Professor Paul Rose was quoted in a Law 360 article regarding the U.S. Securities and Exchange Commission and what its plan should be in the midst of a financial crisis. The story stated: “The perception that the SEC is engaged and assertive can have a practical, calming effect on otherwise volatile markets, noted Paul Rose, an assistant professor of law at The Ohio State University's Moritz College of Law.” (Subscription Required)
Professor Paul Rose was quoted in a story in Les Echos, a French daily business newspaper. The story involved sovereign wealth funds, and Rose discussed the sovereign wealth fund code of conduct agreed to by Abu Dhabi, Singapore, and the Treasury Department.
Professor Paul Rose was quoted in a Financial Week story regarding the Ontario Teachers' Pension Plan's decision to pay $46 million for proxy adviser Glass Lewis. "It's definitely a positive for Glass Lewis to get out from under Xinhua, but they may have just traded problems," said Paul Rose, a law professor at Ohio State University. "I wonder if the mutual funds will view their advice as favorably as they used to."
Professor Paul Rose was quoted in a Financial Week story about Institutional Shareholder Services possibly being interested in purchasing Glass Lewis, a proxy advisor. “Being public brings transparency, but transparency could be a good thing,” said Paul Rose, a law professor at Ohio State University who was interviewed for the GAO report. “ISS has already been very careful about making things clear for its clients. Just being under the SEC’s watch, and scrutinized more thoroughly, will help its reputation.”
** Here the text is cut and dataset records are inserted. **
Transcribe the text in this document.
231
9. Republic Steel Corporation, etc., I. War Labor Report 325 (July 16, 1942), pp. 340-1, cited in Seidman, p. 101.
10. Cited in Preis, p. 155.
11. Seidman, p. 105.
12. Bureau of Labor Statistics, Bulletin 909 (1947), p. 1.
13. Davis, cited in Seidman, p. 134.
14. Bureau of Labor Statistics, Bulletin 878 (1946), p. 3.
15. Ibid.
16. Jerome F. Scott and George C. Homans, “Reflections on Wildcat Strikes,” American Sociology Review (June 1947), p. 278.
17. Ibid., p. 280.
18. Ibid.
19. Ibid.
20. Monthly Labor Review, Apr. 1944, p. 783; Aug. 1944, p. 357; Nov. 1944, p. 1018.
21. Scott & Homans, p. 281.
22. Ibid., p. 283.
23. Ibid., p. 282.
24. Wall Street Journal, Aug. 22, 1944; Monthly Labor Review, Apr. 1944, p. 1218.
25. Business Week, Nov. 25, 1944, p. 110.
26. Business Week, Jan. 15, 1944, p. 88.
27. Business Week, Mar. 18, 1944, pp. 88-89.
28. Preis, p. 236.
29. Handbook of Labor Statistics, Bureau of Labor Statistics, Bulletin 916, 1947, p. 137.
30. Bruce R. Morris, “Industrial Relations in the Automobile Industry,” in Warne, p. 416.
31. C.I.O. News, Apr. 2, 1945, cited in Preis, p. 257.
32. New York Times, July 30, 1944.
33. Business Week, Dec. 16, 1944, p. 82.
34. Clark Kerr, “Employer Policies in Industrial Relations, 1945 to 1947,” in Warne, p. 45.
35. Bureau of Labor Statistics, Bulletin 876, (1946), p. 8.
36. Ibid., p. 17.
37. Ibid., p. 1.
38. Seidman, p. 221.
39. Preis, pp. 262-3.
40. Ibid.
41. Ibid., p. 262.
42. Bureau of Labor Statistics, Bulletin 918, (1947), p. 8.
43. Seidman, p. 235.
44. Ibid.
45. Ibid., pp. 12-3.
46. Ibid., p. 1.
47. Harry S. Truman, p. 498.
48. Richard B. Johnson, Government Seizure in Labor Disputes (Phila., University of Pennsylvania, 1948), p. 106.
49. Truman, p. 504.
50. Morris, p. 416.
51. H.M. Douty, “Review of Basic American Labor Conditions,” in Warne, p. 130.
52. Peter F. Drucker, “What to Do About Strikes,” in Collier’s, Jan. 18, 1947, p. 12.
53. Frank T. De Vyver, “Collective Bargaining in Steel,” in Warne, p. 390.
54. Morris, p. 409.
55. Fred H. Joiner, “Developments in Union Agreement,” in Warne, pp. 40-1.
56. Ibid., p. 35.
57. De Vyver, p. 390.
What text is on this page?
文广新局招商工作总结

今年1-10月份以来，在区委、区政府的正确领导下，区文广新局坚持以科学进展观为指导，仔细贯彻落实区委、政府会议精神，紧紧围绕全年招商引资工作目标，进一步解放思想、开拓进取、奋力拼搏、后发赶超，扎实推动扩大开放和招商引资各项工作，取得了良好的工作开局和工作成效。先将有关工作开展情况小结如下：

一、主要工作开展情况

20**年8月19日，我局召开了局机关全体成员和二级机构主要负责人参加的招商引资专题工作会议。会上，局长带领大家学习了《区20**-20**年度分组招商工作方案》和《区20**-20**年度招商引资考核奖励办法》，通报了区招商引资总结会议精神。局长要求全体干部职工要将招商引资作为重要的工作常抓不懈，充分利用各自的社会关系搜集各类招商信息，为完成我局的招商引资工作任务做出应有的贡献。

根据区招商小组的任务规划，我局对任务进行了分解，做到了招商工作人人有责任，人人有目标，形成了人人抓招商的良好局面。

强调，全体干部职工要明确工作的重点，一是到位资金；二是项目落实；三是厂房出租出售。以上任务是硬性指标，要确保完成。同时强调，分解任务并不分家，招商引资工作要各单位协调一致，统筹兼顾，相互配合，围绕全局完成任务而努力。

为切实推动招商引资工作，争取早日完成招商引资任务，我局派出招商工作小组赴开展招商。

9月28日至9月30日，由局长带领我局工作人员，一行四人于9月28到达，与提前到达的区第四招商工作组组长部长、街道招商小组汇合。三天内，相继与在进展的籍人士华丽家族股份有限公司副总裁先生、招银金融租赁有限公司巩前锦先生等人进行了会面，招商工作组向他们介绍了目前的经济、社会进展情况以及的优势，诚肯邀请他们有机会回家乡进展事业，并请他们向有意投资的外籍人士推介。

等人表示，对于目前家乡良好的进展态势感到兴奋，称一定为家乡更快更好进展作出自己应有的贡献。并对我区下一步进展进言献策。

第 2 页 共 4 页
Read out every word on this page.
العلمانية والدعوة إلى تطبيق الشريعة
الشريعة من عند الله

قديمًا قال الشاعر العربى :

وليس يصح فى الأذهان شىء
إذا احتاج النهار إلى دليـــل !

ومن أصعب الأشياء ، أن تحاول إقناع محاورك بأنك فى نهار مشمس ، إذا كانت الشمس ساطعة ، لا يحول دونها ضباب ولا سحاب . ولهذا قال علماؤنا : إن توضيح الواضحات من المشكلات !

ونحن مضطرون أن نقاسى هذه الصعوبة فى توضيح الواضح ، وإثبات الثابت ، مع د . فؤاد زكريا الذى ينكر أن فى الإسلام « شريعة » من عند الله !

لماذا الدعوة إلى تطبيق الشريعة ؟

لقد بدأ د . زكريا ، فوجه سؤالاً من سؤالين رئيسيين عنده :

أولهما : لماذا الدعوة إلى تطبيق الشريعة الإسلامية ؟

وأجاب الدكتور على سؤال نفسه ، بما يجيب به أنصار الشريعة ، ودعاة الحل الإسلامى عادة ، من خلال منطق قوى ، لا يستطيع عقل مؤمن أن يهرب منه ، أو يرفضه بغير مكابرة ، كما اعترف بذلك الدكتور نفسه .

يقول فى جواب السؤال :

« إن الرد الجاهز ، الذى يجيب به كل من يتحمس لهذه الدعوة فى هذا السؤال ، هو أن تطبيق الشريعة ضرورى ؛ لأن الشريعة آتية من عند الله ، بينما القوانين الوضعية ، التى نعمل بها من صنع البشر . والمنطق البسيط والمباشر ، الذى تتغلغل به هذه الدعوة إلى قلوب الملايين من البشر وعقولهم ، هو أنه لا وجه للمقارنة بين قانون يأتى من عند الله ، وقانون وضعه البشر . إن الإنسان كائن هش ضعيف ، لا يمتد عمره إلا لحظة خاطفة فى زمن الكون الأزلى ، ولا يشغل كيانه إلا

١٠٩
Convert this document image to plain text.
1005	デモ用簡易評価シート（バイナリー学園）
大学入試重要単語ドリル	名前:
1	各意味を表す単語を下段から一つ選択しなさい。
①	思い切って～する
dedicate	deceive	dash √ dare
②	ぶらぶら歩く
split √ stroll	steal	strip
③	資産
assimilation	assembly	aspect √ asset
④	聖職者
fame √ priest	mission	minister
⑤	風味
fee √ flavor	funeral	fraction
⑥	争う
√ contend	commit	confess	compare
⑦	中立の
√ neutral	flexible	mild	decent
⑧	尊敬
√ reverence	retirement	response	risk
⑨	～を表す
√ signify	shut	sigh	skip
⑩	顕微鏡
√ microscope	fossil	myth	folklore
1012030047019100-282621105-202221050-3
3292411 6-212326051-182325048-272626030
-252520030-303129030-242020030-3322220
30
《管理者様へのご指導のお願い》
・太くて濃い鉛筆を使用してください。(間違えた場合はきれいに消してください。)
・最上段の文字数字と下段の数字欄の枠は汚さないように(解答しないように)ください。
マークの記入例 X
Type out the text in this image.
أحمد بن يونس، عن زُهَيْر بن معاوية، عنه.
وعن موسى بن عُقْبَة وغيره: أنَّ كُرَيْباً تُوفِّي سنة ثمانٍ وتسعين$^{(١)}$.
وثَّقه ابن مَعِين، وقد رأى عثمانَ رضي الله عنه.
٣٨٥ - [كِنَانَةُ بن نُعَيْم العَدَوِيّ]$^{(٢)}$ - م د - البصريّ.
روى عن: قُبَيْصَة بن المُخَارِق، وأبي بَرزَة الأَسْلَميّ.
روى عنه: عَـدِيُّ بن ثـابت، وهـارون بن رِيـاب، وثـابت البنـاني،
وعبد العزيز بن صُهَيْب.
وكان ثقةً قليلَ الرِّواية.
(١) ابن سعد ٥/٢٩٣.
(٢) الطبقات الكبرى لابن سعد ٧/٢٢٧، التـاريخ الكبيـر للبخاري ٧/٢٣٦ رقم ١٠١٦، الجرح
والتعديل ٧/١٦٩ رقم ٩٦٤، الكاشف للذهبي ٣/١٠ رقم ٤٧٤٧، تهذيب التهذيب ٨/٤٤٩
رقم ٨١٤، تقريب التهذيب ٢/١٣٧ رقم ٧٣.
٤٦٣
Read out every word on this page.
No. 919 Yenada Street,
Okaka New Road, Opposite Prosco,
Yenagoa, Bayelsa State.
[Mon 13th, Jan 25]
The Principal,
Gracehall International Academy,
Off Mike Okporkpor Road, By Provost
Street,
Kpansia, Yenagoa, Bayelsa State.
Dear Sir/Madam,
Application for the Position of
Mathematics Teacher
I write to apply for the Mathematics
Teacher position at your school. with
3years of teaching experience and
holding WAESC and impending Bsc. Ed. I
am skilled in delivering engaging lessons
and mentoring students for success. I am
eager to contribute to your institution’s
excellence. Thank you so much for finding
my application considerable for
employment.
Professor Paul Rose was quoted in a story in The Deal regarding the proxy advisory firm Institutional Shareholder Services Inc. The story says: “Who governs the governance industry? No one, it seems. While the Securities and Exchange Commission has rules on conflict prevention for governance raters in proxy voting, there is no statutory duty of care specifically applicable to governance advisory work, according to Paul Rose, assistant professor at Ohio State University's Michael E. Moritz College of Law, who studied the industry.” (Subscription required.)
Professor Paul Rose was quoted in a Financial Week story regarding a government report that found no conflicts in the business of proxy adviser Institutional Shareholder Services. “If a large institutional investor did, in fact, solely rely on a proxy firm’s recommendations, would you expect that firm to admit it?” Rose said. “The investors almost have to say it’s just one of many tools and so on to appear that they’re doing their own due diligence.”
Professor Paul Rose was quoted in the August edition of California Lawyer magazine. "Growth is being fed by recent regulations requiring mutual funds to reveal how they vote their street shares, by institutional investments in developing countries, and by exchange rules—scheduled to become effective January 2008—that eliminate broker discretionary voting in director elections," Rose says. "In all these cases, proxy advisors provide cover, though it's still not clear if following their advice satisfies a pension fund's fiduciary duties."